VIENNA: Major oil exporting countries started meeting in Vienna on Thursday amid speculation they are seeking to deepen output cuts as slowing global economic growth and abundant reserves put pressure on oil prices.

The cuts of 1.2 million barrels per day from October 2018 levels were originally fixed in December last year and were already extended at OPEC's last meeting in July.

But Iraqi oil minister Thamer Ghadban on his arrival Tuesday in Vienna suggested some members would push for output to be slashed by an additional 400,000 barrels per day.

Some observers say fresh production cuts and a boost to prices would suit Saudi Arabia as it tries to support the IPO of its national oil company Aramco.

"I'm expecting a successful meeting," Prince Abdulaziz bin Salman told reporters as he arrived for his first OPEC gathering as Saudi oil minister. Other oil ministers were unusually tight-lipped as they arrived for the two-day meeting.

Earlier Thursday, the Saudi prince -- half-brother of the kingdom´s powerful Crown Prince Mohammed bin Salman -- met Russian Energy Minister Alexander Novak, according to a statement by Russia´s energy ministry.

Novak praised the two countries´ "important existing dialogue" as the two men discussed their cooperation to control world oil prices with other OPEC countries and economic relations.

The big unknown in the run-up to the meetings has been the position of Russia.

The world´s second-biggest producer, which since late 2016 has been part of the so-called OPEC+ grouping, admitted Tuesday that it had missed its monthly target for cuts in November for the eighth time this year.

Iraq and Nigeria -- Africa´s biggest producer -- have also regularly been exceeding their quotas.

Ahead of Thursday´s meeting, dozens of climate change activists gathered outside the OPEC headquarters in a silent protest, holding banners that read: "Burn injustice not oil" and "Fossil fuels have got to go".

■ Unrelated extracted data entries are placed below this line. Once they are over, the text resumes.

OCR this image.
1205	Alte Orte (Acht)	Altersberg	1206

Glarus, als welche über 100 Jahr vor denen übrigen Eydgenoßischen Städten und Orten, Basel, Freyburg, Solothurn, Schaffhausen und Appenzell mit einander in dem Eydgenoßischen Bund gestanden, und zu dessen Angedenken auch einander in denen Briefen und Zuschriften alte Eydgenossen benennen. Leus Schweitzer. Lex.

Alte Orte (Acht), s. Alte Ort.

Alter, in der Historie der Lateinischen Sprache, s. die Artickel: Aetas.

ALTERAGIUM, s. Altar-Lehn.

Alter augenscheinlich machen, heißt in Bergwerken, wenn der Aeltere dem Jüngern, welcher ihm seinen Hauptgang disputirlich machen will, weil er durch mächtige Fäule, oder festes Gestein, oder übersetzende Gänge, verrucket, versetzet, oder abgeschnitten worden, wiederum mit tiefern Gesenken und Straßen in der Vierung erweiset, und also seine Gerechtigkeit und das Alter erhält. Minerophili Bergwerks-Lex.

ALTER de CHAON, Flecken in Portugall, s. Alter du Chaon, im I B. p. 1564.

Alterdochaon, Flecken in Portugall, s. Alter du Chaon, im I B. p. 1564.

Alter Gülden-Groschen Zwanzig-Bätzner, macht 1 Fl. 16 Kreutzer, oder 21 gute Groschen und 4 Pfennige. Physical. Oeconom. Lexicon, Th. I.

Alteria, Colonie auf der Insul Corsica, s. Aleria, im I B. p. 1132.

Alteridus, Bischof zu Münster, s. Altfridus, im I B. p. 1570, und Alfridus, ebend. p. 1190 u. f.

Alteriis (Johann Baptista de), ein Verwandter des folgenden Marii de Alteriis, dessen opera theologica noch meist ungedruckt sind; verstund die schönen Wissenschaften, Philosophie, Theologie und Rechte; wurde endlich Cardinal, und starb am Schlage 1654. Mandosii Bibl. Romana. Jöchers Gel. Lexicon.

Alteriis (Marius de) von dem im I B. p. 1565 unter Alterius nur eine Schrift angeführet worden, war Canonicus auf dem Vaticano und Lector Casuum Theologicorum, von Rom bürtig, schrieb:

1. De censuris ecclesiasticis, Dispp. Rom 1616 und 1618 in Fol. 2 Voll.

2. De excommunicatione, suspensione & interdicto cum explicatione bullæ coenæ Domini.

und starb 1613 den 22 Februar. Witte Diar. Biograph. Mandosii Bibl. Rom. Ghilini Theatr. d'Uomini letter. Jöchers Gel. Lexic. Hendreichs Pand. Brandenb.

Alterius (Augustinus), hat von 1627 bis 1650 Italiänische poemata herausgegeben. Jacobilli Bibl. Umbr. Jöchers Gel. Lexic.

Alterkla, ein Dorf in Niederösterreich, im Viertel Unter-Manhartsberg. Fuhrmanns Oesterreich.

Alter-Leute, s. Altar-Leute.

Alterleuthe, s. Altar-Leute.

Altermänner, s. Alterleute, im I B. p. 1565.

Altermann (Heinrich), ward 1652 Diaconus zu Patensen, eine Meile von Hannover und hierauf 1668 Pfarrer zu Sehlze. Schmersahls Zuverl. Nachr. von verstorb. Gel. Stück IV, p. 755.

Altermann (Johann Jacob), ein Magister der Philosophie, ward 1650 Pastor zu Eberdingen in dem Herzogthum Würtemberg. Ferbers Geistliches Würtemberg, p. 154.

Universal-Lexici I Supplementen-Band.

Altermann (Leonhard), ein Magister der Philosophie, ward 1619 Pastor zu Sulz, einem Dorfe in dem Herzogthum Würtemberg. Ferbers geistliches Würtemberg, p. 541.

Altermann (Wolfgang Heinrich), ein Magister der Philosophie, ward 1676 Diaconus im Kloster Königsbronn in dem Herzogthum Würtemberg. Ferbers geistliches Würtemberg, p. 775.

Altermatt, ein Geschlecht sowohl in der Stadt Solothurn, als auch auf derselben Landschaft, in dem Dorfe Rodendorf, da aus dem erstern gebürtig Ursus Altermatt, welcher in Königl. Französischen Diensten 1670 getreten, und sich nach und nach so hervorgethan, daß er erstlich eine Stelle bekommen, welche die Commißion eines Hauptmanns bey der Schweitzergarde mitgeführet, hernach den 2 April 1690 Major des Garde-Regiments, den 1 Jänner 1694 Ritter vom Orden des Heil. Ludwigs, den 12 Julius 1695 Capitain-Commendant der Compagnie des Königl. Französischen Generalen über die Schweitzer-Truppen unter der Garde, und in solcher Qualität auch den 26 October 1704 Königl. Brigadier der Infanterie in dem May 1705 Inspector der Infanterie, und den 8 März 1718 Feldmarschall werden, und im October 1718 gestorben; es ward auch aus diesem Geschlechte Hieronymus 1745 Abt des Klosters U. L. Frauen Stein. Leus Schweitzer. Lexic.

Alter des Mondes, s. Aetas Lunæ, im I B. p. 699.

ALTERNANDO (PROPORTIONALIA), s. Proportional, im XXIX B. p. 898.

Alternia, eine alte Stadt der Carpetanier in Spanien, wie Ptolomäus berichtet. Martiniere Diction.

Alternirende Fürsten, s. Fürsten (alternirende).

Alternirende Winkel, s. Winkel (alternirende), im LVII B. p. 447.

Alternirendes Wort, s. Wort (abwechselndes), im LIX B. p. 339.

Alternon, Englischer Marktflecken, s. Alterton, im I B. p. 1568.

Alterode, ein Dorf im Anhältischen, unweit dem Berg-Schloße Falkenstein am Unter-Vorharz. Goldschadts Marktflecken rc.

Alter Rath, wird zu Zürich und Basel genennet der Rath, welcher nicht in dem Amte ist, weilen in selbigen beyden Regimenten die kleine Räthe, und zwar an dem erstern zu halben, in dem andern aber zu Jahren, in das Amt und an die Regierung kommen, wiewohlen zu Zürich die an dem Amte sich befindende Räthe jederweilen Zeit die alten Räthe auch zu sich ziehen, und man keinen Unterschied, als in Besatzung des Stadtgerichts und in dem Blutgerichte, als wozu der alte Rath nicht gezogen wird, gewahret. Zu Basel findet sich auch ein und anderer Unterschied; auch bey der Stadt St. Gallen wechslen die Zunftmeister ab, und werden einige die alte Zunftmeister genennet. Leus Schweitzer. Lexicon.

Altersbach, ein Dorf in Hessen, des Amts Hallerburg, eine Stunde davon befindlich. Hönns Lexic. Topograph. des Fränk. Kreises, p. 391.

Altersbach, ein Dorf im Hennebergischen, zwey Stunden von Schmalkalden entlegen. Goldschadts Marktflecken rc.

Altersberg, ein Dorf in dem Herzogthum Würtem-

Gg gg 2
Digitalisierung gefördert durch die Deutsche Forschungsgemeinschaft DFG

OPEC Secretary General Mohammed Barkindo -- who called climate change activists the "greatest threat" to the oil industry during the organisation´s last meeting in July -- received several of them, assuring that "there are no climate change deniers in OPEC".

"I´m happy that you are here and we will continue with our dialogue," he said.

OPEC members may well be tempted to follow a cautious course by a forbidding global economic context.

The trade war with the US is acting as a drag on growth in China, normally an avid consumer of oil, while the European economy is also stagnating.

Moreover, the output of oil producers outside OPEC is breaking records: the US has been the world´s biggest producer since 2018, Brazil and Canada have also increased output and others such as Norway are planning to do so.

According to latest US estimates, the country´s total domestic stocks now stand at an enormous 452 million barrels.

Analysts say that, taken together, these factors will leave OPEC little room for manoeuvre if it wants to fulfil its stated aim of securing "fair and stable prices for petroleum producers".

Prices have held relatively steady since the last OPEC meeting, with a barrel of Brent crude hovering around the $60 mark, apart from a spike in September sparked by attacks on Saudi oil installations.

While this is a comfortable price for the likes of Russia, whose 2019 budget is predicated on a price of around $42 a barrel, it is too low for countries such as Saudi Arabia.

On the eve of the summit, oil prices finished the day's trading on a high, with the European benchmark of Brent up by 3.6 percent and its American equivalent WTI 4.2 percent higher.

Saudi Arabia has stayed within the quota it had been assigned under the current deal and in September urged its partners to do the same.

Meanwhile, the Aramco IPO has been delayed several times with the bidding period closing on Wednesday. While investors have baulked at Aramco's valuation of around $1.7 trillion, this is still less than Saudi authorities were hoping for.